23. Juni 2013

PH wollen informatische Bildung

Kurz vor Bekanntwerden des Lehrplan-21-Entwurfs treten die Interessenvertreter bestimmter Fächer in den Vordergrund und stellen Forderungen. So auch im Bereich der Informatik. Bereits Primarschüler sollen das Programmieren lernen.
Es ist ein Glaubensstreit, der im Zusammenhang mit dem Lehrplan 21 an Brisanz gewinnen wird: Wie viel müssen Schüler von Informatik verstehen, wenn sie nach neun Jahren die obligatorische Schulzeit beendet haben? Und was genau sollen sie können? Auf der einen Seite stehen jene Pädagogen, die vor allem Wert auf die Anwendung von Programmen und den Umgang mit den digitalen Medien legen. Auf der anderen Seite steht die Forderung von Informatik-Wissenschaftern nach grundlegender informatischer Bildung der Schulkinder - inklusive Kenntnissen des Programmierens.
Für diese zweite Seite setzt sich unter anderem die Hasler-Stiftung ein.
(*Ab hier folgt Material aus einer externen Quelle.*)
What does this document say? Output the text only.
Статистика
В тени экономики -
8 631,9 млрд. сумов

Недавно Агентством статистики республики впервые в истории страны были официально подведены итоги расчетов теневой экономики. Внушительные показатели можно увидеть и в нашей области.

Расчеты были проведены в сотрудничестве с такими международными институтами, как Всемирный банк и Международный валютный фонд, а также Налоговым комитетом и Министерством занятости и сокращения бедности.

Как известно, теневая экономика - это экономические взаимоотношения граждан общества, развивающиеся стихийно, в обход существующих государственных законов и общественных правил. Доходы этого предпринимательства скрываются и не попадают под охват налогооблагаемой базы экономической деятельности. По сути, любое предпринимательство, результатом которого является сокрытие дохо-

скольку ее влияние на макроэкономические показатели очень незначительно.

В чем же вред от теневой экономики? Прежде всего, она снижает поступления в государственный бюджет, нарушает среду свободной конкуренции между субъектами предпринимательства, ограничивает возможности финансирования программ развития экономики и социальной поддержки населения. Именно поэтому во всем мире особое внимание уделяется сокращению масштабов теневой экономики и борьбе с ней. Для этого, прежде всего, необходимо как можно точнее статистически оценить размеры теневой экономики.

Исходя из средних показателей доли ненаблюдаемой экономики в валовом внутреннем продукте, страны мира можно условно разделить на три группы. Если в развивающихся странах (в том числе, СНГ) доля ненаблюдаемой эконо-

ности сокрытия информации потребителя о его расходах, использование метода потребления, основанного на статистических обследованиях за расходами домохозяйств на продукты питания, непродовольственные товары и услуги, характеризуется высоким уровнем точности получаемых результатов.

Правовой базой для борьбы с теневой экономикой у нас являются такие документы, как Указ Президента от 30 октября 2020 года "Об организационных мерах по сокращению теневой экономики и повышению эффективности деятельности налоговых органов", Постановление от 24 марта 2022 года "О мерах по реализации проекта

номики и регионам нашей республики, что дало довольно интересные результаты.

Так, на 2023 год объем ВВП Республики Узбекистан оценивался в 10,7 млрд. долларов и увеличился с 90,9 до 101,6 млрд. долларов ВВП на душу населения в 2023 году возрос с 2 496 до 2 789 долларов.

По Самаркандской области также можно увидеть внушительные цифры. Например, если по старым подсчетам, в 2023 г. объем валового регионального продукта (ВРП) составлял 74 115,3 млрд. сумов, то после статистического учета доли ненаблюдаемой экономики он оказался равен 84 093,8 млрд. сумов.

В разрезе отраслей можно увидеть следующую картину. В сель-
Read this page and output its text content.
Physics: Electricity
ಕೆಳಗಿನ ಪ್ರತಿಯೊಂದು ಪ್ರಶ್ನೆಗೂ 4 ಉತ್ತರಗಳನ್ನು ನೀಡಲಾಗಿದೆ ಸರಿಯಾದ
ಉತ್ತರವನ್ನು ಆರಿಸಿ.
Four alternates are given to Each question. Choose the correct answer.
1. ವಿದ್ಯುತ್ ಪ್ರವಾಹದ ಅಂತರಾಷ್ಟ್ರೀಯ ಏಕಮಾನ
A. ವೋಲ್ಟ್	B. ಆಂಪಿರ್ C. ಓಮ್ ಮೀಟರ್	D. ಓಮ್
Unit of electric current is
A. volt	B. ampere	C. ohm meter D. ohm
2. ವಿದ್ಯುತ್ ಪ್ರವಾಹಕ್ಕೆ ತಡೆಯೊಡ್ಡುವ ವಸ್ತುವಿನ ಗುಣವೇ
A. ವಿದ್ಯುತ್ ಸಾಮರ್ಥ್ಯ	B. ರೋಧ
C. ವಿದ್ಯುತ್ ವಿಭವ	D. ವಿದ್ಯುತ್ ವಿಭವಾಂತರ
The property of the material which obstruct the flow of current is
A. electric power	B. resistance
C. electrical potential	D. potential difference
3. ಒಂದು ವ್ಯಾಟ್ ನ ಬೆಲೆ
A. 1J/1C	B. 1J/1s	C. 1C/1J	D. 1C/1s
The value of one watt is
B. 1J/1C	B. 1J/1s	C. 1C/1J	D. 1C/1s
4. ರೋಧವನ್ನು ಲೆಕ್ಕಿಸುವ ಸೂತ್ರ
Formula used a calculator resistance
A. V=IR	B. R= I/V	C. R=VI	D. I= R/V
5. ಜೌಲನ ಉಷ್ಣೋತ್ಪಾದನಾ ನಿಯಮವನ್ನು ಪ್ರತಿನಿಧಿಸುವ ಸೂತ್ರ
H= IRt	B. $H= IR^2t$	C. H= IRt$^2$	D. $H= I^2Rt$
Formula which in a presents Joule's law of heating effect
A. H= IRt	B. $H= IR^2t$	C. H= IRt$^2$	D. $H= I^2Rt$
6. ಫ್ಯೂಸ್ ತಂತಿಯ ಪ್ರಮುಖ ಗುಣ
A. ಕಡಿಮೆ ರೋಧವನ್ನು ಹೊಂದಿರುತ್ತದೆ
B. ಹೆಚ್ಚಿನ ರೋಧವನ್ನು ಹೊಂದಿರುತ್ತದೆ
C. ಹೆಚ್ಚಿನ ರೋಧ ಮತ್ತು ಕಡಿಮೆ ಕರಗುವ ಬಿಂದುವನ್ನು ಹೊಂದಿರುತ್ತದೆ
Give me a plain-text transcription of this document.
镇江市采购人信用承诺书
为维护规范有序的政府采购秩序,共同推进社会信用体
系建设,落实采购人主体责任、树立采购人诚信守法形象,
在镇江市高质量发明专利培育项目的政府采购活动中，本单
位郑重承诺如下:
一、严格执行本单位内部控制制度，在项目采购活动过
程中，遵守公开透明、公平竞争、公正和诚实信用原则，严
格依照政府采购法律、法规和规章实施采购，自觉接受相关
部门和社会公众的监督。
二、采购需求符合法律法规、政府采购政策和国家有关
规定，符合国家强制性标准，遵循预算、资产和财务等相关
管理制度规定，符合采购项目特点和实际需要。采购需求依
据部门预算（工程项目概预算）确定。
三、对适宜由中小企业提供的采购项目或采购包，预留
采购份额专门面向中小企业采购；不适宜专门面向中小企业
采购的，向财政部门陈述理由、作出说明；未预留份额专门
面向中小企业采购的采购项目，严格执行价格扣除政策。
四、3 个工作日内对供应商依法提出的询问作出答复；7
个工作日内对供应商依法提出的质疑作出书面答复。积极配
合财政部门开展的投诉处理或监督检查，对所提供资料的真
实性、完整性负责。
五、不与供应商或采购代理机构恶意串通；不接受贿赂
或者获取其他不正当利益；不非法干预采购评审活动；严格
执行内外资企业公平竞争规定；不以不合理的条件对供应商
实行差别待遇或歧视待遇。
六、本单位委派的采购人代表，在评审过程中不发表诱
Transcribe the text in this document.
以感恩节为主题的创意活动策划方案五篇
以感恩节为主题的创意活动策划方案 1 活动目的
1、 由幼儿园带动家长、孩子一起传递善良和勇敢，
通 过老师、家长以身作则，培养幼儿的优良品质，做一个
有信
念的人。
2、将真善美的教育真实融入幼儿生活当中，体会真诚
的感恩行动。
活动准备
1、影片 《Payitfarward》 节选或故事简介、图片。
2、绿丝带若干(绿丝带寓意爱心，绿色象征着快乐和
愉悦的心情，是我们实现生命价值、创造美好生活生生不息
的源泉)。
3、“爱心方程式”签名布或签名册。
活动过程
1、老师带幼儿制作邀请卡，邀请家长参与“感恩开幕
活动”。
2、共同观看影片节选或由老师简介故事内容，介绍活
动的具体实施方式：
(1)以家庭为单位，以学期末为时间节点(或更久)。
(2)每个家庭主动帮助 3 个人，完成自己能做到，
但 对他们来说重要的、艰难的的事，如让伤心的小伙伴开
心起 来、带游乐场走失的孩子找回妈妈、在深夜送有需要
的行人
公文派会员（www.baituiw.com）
Sie hat bereits 7 Millionen Franken in die Ausbildung von Gymnasiallehrkräften in informatischer Bildung investiert, und im Verkehrshaus Luzern unterstützt sie die i-factory, wo Schülerinnen und Schüler spielerisch mit Grundlagen der Informatik vertraut gemacht werden. Nun wirft sie 2 Millionen Franken auf für eine Stiftungsprofessur an der Pädagogischen Hochschule der Fachhochschule Nordwestschweiz (PH FHNW) - die erste dieser Art in der Schweiz. Die Hochschule konnte für die Professur Alexander Repenning gewinnen, einen gebürtigen Schweizer, der seit über zwanzig Jahren in den USA an der Universität von Colorado lehrt und forscht.
Repenning ist ein Verfechter der informatischen Bildung für Primarschüler. Er hat in Amerika Studien mit über 10 000 Schülern durchgeführt. Sein Fazit: «Anwenderkompetenzen sind sekundär.» Viel wichtiger seien das Programmieren und die damit verbundene Fähigkeit, Probleme zu analysieren und zu lösen. Damit liegt er auf derselben Linie wie etwa der Zürcher ETH-Professor Juraj Hromkovic, der ein Lehrmittel für das Programmieren auf Primarschulstufe entwickelt hat und ein glühender Verfechter der informatischen Bildung ist.
Repenning plant ähnliche Studien wie in den USA auch an Schweizer Schulen. Er wird seine Forschungs- und Lehrtätigkeit an der PH FHNW im Januar 2014 antreten. Dort soll er den angehenden Lehrern beibringen, wie sie Kinder informatische Inhalte lehren können. «Die Volksschule der Zukunft muss den Kindern grundlegende Programmierfähigkeiten vermitteln», sagt Hermann Forneck, Rektor der Pädagogischen Hochschule. Über kurz oder lang gehöre die Informatik in den Fächerkanon der Volksschule. «Das sollte so selbstverständlich sein wie Deutsch oder Mathematik», sagt Forneck. Die Schule dürfe nicht stehenbleiben, während sich die Welt weiterentwickle. «Mit unserer Professur wollen wir einen Beitrag zur Korrektur dieser Fehlentwicklung leisten.»
In die gleiche Richtung soll sich auch die Pädagogische Hochschule Zürich bewegen. Rektor Walter Bircher will bis Ende Jahr ebenfalls eine Professur für informatische Bildung einrichten. «Die Medienbildung und die Vermittlung von Anwenderkompetenzen sind an der PH Zürich gegenwärtig sehr gut aufgestellt. Als nächster Entwicklungsschritt sollen die Kompetenzen in informatischer Grundbildung ausgebaut werden», sagt er. Das Verständnis für informatische Abläufe müsse in die Lehrerbildung und in der Volksschule einfliessen.
Sein Kollege Forneck in Brugg spielt bereits mit dem Gedanken, die informatische Bildung verpflichtend in die Ausbildung der angehenden Primarlehrer aufzunehmen. Er prüfe einen solchen Schritt im Hinblick auf die Neuzulassung der Studiengänge 2016. Es sei ohnehin bloss eine Frage der Zeit, bis Informatik an den Primarschulen zum Standard gehöre, sagt Forneck.
Das Timing für die neue Professur hat die Hasler-Stiftung mit Bedacht gewählt. Am Freitag wird die Konferenz der Deutschschweizer Erziehungsdirektoren den Lehrplan 21 vorstellen und in die Vernehmlassung schicken. Dort sind Computeranwendung und Medienkompetenz lediglich als überfachliche Kompetenz vorgesehen, Informatik im engeren Sinn bleibt aussen vor. Die Lobby derjenigen, die das ändern wollen, hat mit Professor Repenning prominente Verstärkung erhalten.